This might be of interest to you. It demonstrates how to empirically find the 3 most useful diode parameters: saturation current (IS), series resistance (RS), and the emission coefficient (N).
There's quite a bit of mathematical background at the beginning, but for the most part you can skip this (unless you are interested in the math).
At the end, I include some Python code which can be used to calculate these three parameters either from a datasheet I-V graph or experimental measurements.
You will also need to know the reference temperature (what temperature your measurements are at, or what temperature the I-V graph is for), as well as roughly what temperature you intend to run the device at (typically 298K
is a good default choice, though many datasheets specify at 293K
).
To easily get accurate data from an I-V graph, try using a plot digitizer.

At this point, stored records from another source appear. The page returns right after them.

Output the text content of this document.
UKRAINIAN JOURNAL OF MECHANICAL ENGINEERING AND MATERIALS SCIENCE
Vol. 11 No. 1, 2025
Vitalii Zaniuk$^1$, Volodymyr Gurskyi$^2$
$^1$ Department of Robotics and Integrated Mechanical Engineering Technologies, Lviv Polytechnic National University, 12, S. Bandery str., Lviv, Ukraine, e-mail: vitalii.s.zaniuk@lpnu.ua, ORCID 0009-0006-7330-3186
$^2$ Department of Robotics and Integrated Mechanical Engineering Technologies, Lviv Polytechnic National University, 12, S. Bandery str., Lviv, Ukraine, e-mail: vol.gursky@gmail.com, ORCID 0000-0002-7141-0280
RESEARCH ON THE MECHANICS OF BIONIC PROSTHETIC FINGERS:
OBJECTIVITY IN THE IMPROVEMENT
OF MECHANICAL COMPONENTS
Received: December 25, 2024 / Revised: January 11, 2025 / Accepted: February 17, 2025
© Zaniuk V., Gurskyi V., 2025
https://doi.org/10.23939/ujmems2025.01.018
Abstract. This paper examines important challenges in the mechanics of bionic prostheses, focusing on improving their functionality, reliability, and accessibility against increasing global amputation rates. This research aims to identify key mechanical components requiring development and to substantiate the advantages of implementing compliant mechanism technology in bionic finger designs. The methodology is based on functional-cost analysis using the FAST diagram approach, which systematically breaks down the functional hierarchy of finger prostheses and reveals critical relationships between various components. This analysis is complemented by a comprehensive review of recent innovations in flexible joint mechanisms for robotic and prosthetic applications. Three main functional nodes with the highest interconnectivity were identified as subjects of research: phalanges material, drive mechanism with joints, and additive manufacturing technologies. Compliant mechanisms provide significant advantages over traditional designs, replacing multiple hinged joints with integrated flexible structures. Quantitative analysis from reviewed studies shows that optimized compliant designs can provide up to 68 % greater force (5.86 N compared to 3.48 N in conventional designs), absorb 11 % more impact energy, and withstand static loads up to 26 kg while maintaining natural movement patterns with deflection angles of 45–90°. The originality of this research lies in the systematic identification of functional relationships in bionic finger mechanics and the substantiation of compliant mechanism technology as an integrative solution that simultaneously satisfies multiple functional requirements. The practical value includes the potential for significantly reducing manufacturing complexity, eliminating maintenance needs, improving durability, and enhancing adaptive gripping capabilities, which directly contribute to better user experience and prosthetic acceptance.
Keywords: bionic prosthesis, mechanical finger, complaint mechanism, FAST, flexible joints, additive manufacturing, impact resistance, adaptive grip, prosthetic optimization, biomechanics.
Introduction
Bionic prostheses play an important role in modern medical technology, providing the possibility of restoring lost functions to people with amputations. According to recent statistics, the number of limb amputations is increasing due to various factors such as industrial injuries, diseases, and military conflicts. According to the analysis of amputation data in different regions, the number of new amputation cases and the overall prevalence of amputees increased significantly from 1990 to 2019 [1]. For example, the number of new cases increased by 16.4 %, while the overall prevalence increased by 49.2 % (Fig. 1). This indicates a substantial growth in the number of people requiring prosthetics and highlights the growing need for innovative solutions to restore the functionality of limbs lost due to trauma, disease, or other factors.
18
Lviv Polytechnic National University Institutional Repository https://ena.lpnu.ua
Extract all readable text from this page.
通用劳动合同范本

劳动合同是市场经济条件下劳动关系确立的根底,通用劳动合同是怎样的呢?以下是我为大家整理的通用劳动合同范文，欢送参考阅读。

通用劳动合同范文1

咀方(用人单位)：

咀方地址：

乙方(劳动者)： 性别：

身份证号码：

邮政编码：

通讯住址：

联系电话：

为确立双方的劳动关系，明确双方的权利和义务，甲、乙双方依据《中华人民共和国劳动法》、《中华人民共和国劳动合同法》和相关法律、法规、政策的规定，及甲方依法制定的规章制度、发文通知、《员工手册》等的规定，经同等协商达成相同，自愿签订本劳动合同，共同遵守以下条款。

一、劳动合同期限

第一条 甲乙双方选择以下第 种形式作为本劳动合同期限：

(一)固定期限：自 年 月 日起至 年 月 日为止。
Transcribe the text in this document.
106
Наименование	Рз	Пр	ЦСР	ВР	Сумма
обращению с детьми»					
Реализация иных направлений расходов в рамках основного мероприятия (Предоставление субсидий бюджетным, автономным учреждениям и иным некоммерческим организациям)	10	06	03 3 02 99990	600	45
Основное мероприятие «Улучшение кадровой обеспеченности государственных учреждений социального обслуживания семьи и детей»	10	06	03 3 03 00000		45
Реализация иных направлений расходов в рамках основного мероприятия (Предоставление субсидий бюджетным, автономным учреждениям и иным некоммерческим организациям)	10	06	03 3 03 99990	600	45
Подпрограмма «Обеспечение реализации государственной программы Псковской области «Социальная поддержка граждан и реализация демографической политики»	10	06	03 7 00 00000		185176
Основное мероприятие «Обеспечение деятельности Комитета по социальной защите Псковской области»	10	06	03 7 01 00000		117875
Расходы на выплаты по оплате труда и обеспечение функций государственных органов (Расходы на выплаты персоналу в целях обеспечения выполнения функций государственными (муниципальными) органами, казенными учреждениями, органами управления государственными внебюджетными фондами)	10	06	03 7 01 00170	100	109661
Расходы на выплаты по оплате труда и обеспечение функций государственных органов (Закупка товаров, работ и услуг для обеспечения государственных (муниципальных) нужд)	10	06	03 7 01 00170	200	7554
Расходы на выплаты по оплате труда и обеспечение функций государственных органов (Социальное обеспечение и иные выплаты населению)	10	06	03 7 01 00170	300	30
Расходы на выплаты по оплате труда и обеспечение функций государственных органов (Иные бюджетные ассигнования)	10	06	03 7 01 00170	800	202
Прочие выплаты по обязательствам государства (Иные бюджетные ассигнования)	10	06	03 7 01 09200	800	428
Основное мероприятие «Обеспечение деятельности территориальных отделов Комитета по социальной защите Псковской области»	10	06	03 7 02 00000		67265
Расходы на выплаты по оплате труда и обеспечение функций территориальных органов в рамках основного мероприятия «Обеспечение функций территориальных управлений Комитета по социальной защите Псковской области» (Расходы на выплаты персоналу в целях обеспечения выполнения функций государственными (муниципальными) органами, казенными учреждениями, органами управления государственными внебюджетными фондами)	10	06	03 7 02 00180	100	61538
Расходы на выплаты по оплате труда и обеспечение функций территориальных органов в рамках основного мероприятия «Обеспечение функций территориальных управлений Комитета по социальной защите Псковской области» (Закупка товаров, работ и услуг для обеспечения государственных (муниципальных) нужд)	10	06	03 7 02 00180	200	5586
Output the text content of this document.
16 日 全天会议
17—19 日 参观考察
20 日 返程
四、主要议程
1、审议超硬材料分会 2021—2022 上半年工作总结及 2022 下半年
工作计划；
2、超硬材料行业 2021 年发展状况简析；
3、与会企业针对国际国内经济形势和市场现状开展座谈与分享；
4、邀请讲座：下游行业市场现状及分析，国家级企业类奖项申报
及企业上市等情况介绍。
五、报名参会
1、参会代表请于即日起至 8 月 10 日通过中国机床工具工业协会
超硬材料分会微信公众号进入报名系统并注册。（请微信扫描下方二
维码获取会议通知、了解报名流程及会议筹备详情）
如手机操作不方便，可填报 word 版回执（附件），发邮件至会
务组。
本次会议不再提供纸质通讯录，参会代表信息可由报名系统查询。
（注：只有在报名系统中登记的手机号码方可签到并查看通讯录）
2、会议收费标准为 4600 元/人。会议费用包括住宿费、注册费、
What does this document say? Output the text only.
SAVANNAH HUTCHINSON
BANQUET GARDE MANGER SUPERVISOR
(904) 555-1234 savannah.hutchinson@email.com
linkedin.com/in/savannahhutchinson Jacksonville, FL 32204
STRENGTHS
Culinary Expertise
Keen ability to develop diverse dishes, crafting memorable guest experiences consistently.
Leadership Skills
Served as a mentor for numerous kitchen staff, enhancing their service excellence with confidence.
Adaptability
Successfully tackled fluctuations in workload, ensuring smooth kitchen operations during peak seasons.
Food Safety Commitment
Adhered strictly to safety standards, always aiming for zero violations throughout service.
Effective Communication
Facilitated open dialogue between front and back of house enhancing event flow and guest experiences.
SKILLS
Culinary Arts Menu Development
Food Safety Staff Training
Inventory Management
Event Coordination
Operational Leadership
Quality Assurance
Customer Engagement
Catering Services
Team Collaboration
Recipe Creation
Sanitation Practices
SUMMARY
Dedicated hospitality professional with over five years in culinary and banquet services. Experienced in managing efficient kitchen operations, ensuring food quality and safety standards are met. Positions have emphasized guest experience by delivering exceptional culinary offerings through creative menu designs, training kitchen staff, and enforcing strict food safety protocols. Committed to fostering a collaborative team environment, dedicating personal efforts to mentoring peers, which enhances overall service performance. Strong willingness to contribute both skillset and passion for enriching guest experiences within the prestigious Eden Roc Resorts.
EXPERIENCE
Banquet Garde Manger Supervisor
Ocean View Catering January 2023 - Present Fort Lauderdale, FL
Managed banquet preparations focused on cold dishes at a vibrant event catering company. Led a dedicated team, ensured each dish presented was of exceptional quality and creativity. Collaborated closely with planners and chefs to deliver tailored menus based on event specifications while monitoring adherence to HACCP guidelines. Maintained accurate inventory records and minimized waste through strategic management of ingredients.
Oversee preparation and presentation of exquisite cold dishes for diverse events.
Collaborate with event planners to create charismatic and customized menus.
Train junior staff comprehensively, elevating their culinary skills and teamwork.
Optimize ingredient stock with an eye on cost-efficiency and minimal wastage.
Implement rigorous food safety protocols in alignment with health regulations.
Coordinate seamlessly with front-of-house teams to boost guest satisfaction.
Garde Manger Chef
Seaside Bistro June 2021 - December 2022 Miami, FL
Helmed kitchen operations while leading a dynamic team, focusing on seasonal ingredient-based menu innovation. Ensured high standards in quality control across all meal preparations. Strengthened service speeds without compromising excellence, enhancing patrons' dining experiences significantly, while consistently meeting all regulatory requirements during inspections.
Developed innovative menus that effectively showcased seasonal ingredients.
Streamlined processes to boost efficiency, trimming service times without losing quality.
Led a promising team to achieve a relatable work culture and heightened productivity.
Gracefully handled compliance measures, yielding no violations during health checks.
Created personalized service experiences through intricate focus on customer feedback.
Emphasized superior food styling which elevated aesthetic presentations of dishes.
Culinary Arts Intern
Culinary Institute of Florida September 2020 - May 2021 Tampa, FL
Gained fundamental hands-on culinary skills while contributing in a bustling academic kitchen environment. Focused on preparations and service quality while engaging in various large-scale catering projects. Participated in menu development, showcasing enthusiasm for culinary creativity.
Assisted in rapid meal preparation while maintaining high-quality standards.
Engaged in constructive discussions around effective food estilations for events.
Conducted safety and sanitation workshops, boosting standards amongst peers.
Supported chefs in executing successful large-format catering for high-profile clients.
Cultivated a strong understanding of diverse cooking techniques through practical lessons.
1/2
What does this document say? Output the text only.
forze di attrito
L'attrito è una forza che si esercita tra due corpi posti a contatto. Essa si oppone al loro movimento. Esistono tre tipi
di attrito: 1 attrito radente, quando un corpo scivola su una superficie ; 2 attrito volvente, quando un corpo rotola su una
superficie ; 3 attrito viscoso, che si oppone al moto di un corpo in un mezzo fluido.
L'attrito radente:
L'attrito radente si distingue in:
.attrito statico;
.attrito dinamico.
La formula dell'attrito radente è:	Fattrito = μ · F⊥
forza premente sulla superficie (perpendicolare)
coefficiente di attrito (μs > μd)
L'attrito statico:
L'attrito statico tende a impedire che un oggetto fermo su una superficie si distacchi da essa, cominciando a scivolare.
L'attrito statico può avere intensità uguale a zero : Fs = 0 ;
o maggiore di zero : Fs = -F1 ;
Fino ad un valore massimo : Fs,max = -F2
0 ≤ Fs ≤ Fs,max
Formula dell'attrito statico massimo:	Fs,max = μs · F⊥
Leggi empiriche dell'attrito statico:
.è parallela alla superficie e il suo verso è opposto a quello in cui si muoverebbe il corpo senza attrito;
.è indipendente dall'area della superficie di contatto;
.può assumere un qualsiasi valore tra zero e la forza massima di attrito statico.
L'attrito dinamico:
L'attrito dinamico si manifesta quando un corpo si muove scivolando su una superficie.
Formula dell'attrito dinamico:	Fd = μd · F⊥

For pretty much everything else, you can use the "standard" values unless you have some specific requirements (notably time dependent and more accurate temperature dependent effects).
For future reference, here's a stripped down (i.e. comments removed) version of the code:
from numpy import *
from scipy.optimize import leastsq
def diode_res(args, T, V, I):
n, Rs, Is = args
kb = 8.617332478e-5
return I*Rs+log(I/Is+1)*n*kb*T-V
def jac_diode(args, T, V, I):
n,Rs,Is = args
kb = 8.617332478e-5
res = zeros([3,len(V)])
res[0,:] = log(I/Is+1)*kb*T
res[1,:] = I
res[2,:] = -I/(I*Is+Is**2)*n*kb*T
return res
def diode_coeffs(V, I, T):
return leastsq(diode_res, array([1,0,1e-14]),args=(T,V,I), Dfun=jac_diode, col_deriv=True,xtol=1e-15)[0]
It works by performing a non-linear least squares fit. Here's an example usage (I grabbed data from the I-V plot in your link):
I = array([0.00139106, 0.00186955, 0.00258687, 0.00210901, 0.00324447, 0.00282632, 0.00372254, 0.0063513 , 0.00724731, 0.00676945, 0.00820303, 0.00772517, 0.0086809 , 0.01178709, 0.01278269, 0.01226495, 0.0134595 , 0.0168444 , 0.01632666, 0.01799907, 0.01752121, 0.01847693, 0.02134388, 0.02086602, 0.02235931])])
V = array([ 3.04213083, 3.10179528, 3.16154354, 3.14650173, 3.22127085, 3.20624999, 3.25118688, 3.37110238, 3.40116506, 3.38612324, 3.43124868, 3.41620687, 3.44629049, 3.55149938, 3.58655504, 3.56654119, 3.59670861, 3.70697334, 3.68695949, 3.73216872, 3.71712691, 3.74721053, 3.82258719, 3.80754538, 3.85269177])
# assume data is at 20C
n, Rs, Is = diode_coeffs(V, I, 273+20)
Results:
- n = 5.5287
- Rs = 18.983 \$\Omega\$
- Is = 0.506623 pA
Here's a plot with the fit parameters:

Here is the resulting I-V curve from LtSpice, using only these three parameters and everything else the default diode values. As you can see, there is some slight mismatch, but in general this is usually within actual part noise (i.e. you shouldn't rely on getting exactly 30mA at 4V, 27mA is not unreasonable).